New York, NY - The Lupus Research Institute (LRI) applauds our colleagues at the American College of Rheumatology (ACR) for issuing new guidelines to help healthcare professionals screen, diagnose and treat lupus nephritis, a type of kidney disease associated with lupus. Available on the ACR website, the new guidelines are just published in the April 2012 issue of Arthritis Care & Research.
An estimated one third of people with lupus are affected by lupus nephritis – a serious consequence of lupus in which the immune system attacks the kidneys. While nine out of 10 people with lupus are women, men with the disease are more prone to lupus nephritis.
The kidneys keep the balance of fluids in the body at the right levels, taking out waste and extra water from the blood and sending these out of the body through urine. The kidneys also help to control hormone levels and the amount of pressure in the blood vessels. If lupus attacks the kidneys, these functions are impeded and harmful toxins can start to build up in the blood, causing serious damage.

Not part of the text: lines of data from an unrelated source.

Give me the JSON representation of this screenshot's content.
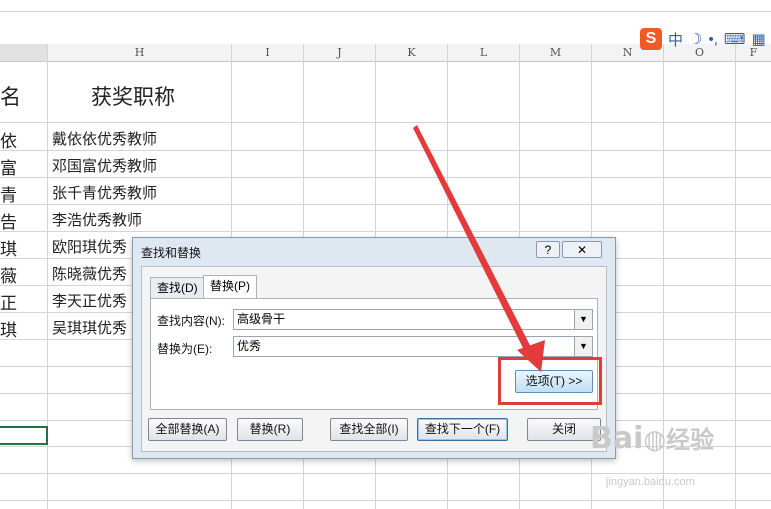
{
  "columns": [
    "H",
    "I",
    "J",
    "K",
    "L",
    "M",
    "N",
    "O",
    "F"
  ],
  "header_cells": {
    "left": "名",
    "right": "获奖职称"
  },
  "rows": [
    {
      "left": "依",
      "right": "戴依依优秀教师"
    },
    {
      "left": "富",
      "right": "邓国富优秀教师"
    },
    {
      "left": "青",
      "right": "张千青优秀教师"
    },
    {
      "left": "告",
      "right": "李浩优秀教师"
    },
    {
      "left": "琪",
      "right": "欧阳琪优秀"
    },
    {
      "left": "薇",
      "right": "陈晓薇优秀"
    },
    {
      "left": "正",
      "right": "李天正优秀"
    },
    {
      "left": "琪",
      "right": "吴琪琪优秀"
    }
  ],
  "ime": {
    "logo": "S",
    "mode": "中"
  },
  "dialog": {
    "title": "查找和替换",
    "help": "?",
    "tabs": [
      "查找(D)",
      "替换(P)"
    ],
    "find_label": "查找内容(N):",
    "find_value": "高级骨干",
    "replace_label": "替换为(E):",
    "replace_value": "优秀",
    "options_btn": "选项(T) >>",
    "buttons": {
      "replace_all": "全部替换(A)",
      "replace": "替换(R)",
      "find_all": "查找全部(I)",
      "find_next": "查找下一个(F)",
      "close": "关闭"
    }
  },
  "watermark": {
    "brand": "Bai",
    "brand2": "经验",
    "url": "jingyan.baidu.com"
  },
  "colors": {
    "arrow": "#e33b3b",
    "selection": "#217346"
  }
}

Lupus Nephritis Guidelines Codify Diagnosis and Treatment
The 2012 lupus nephritis guidelines were formulated through a thorough review by three panels of researchers of the medical literature from 1966 through 2010 for all evidence pertaining to "lupus kidney disease”.

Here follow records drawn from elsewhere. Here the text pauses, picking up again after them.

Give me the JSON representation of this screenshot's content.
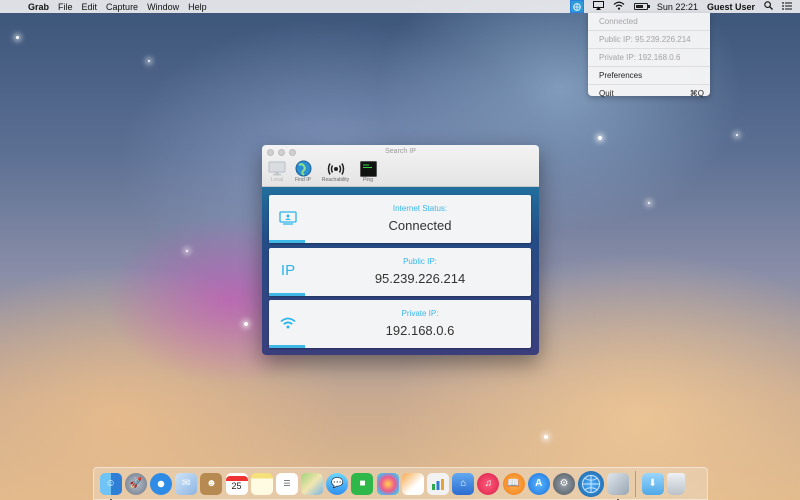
{
  "menubar": {
    "app_name": "Grab",
    "menus": [
      "File",
      "Edit",
      "Capture",
      "Window",
      "Help"
    ],
    "clock": "Sun 22:21",
    "user": "Guest User",
    "battery_level": 0.75
  },
  "dropdown": {
    "status": "Connected",
    "public_ip": "Public IP: 95.239.226.214",
    "private_ip": "Private IP: 192.168.0.6",
    "preferences": "Preferences",
    "quit": "Quit",
    "quit_shortcut": "⌘Q"
  },
  "window": {
    "title": "Search IP",
    "tabs": [
      {
        "label": "Local",
        "icon": "monitor-icon"
      },
      {
        "label": "Find IP",
        "icon": "globe-icon"
      },
      {
        "label": "Reachability",
        "icon": "broadcast-icon"
      },
      {
        "label": "Ping",
        "icon": "terminal-icon"
      }
    ],
    "cards": [
      {
        "label": "Internet Status:",
        "value": "Connected",
        "icon": "computer-icon"
      },
      {
        "label": "Public IP:",
        "value": "95.239.226.214",
        "icon_text": "IP"
      },
      {
        "label": "Private IP:",
        "value": "192.168.0.6",
        "icon": "wifi-icon"
      }
    ]
  },
  "dock": {
    "calendar_day": "25",
    "apps": [
      "finder-icon",
      "launchpad-icon",
      "safari-icon",
      "mail-icon",
      "contacts-icon",
      "calendar-icon",
      "notes-icon",
      "reminders-icon",
      "maps-icon",
      "messages-icon",
      "facetime-icon",
      "photos-icon",
      "pages-icon",
      "numbers-icon",
      "keynote-icon",
      "itunes-icon",
      "ibooks-icon",
      "app-store-icon",
      "system-preferences-icon",
      "search-ip-icon",
      "preview-icon",
      "downloads-icon",
      "trash-icon"
    ]
  }
}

“It has been over a decade since guidelines for treatment of lupus nephritis were published, and much has changed since with new immunosuppressive and antihypertensive drugs as well as new therapeutics that work directly to reduce loss of kidney function,” commented Betty Diamond, MD, Chief, Autoimmune Disease Center, Feinstein Institute for Medical Research, North Shore-LIJ Health System and Advisor-at-Large of the LRI Scientific Advisory Board. “It is very important that physicians have guidelines to help them make therapeutic decisions and to ensure that certain helpful strategies are not overlooked. However, the ultimate therapeutic plan will still be determined case by case by the patient and their physician.”
The Lupus Research Institute is also strongly committed to improving early diagnosis and treatment of lupus nephritis by funding innovative research on the mechanisms of kidney damage and novel ways to monitor lupus nephritis. Most recently, discoveries from LRI-funded studies include biomarkers to diagnose and assess lupus nephritis while avoiding the need for invasive surgical biopsy. A new LRI study by Dr. Janusz Kabarowski, University of Alabama, Birmingham investigates the possibility of harnessing the anti-inflammatory properties of high-density lipoproteins (good cholesterol HDL) to protect the heart and blood vessels, and stem the immune system’s attack on other vital organs including the kidneys.
“Because so many of our patients suffer from kidney disease, LRI scientific studies in the field of lupus nephritis are robust,” noted LRI President Margaret Dowd. “We will support the ACR’s efforts to educate patients and professionals on the need for early screening for lupus kidney disease when the condition is most treatable.”